Но, Евгений не подошел. Не подошел не скоро, ни вечером. И только утром, в очереди за едой, какой-то знакомый, поведал Андрею Максимовичу, что наблюдал как, безжизненное тело, бывшего учителя, их общего приятеля, волочили, двое охранников, за территорию сектора. Выяснить какие-либо подробности, кроме того, что, голова Евгения была окровавлена, а его тело было обнаружено на месте вчерашнего сборища, уже после того, как толпа рассеялась, никакой возможности не было. – Вот и улетучились, соседи наши, ответили на вопрос о дальнейшей судьбе, – бормотал себе под нос, Андрей Максимыч, стоя у их осиротевшей норы, и уперев взгляд в землю, после того, как с едой было покончено. – Видно, Женька, что-то слишком остро прокомментировал, по привычке, из сказанного залетным певуном. И это, не очень понравилось, совсем уже, окончательно, определившимся ребяткам. Вот, суки конченые, такого мужика загубили, ублюдки. Давайте, теперь, усердствуйте, фрицевских задниц на всех вас, хватит. Вылизывайте всласть, – продолжал он приглушенно, с хрипотцой, сглатывая ком в горле. Вот тебе и новоселье, Петро, с проводами, – наконец-то, обратил он внимание на присутствие соседа, – такая ерунда получается на постном масле.
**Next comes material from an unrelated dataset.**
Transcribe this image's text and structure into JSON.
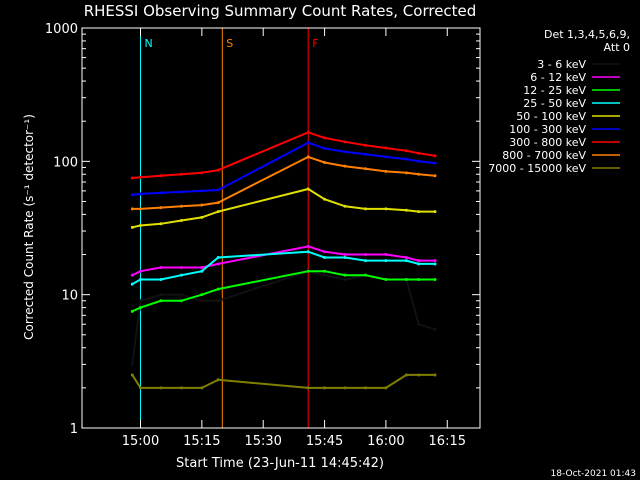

Про Горбатко-то, я понимал, не выдержит паренек такого напряга, ну, а на Евгения надеялся, думал, что он меня разденет, на прощание. Видно тебе, теперь придется, когда я богу душу отдам. Да ты не тушуйся, – заметив некоторое смущение и удивление соседа, добавил он, – у меня шинелька более твоей будет, так что, ты в ней очень даже хорошо разместишься, может быть, вспомнишь добрым словом, когда в морозы, в кол не замерзнешь, – торопливо, заключил он, и отвернулся, захлебываясь тяжелым кашлем.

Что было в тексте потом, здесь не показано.